Locke, seeking re-election to a third Senate term and outraged by the move, contends her pro-choice stance means she opposes abortion but feels each woman must make her own decision.
Peter Barker, the founder and sole member of Save The Babies, did not return repeated telephone calls Friday from The Associated Press. But in an interview with the Daily Press of Newport News last week, the retired 80-year-old real estate agent said he acted as a Catholic who opposes abortion.
Barker never reported the action to the SBE, nor does he have to, Piper said, because despite the circumstances and his clearly implicit intent, Barker never expressly advocated Harmon's election or Locke's defeat.
In the marquee race between Republican former narcotics detective Bryce Reeves and seven-term Democratic Sen. R. Edward Houck, an anti-Houck by flier another group from the right, No Excuse Ministry PAC, opens with the most some of the most incendiary words imaginable: “Would you support killing African-American babies?”
What group organizer Terry Beatley calls “the black genocide brochure” never specifically alleges Houck supports such a thing, but it connects the pro-choice Houck to Planned Parenthood. The organization's founder, Margaret Sanger, was involved in the disgraced eugenics movement in the early 20th century and an effort to provide control services -- but not abortion -- to black people in the South.
The flier discomfits even Republican House Speaker Bill Howell, who gave Beatley's PAC about $10,000. “That's not what I had in mind when I gave the money,” Howell said.
But Beatley is undeterred by Howell's reservations and plans to press her claim further the campaign's final weekend. “Bill's always going to have a softer voice than mine when it comes to life, but he's very pro-life.”

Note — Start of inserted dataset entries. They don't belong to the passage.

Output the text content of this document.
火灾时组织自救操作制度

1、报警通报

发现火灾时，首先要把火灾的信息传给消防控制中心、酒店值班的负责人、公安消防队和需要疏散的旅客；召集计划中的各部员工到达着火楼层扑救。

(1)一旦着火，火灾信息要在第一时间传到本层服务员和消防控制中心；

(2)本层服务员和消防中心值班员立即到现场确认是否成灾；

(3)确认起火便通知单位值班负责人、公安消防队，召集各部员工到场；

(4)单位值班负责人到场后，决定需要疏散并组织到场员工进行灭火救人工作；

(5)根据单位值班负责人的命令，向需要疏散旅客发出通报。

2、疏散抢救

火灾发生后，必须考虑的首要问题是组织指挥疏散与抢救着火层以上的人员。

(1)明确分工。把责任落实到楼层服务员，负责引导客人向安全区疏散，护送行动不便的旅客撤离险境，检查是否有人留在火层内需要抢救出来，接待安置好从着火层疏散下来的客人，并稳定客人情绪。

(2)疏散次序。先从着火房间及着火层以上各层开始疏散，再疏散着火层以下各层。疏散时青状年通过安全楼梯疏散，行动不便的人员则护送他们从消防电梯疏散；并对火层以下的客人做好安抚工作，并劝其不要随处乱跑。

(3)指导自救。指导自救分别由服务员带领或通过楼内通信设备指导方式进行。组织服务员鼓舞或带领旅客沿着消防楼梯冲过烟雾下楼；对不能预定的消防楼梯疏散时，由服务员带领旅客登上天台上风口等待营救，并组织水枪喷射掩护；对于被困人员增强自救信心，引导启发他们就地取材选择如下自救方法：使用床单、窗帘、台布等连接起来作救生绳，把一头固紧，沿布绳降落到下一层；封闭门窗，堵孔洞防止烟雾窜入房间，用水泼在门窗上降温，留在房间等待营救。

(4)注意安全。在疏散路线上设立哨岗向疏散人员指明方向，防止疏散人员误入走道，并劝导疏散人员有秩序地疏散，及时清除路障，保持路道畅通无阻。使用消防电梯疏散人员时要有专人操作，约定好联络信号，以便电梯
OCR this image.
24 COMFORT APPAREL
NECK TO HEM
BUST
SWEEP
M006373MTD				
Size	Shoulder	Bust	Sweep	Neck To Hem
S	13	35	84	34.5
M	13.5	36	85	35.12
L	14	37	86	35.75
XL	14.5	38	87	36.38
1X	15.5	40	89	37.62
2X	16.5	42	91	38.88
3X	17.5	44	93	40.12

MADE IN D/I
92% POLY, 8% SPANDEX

Beatley's $439 independent expenditure against Houck is express advocacy, and it was reported to the state election agency.
Houck, predominantly a moderate who has won seven contested elections in a generally conservative Fredericksburg-area district, said in a recent interview he's accustomed to being demonized on the issue. “I make no apologies for it: I trust women to make their own decisions,” he said.
Then there are the anonymous and illegal attacks like recent fliers produced by an unnamed anti-gay group targeting Sen. Ralph Northam. The flier accuses the centrist Norfolk Democrat of voting in the Senate to support “the Homosexual/Gay life style.” Gays, the screed contends, “molest children into gay life” and “spread most of the AIDS in America.”
What takes it beyond express advocacy into illegal electioneering, Piper said, is its closing appeal: “Should we return him to the senate to continue supporting such a group? I think not.”
Not that the SBE will hunt down and prosecute the flier's unnamed authors. The General Assembly has never given the SBE enforcement authority or the cash it would need to run down campaign scofflaws. Flagrant and repeat cases, Piper said, are referred to local prosecutors.
The heavy hand of government policing robust and even bruising speech isn't a good thing in a free society, Farnsworth said.
“My personal preference is that everything be in the public domain and that it be disclosed,” he said. “But invariably, the real response to unacceptable speech should be greater speech.”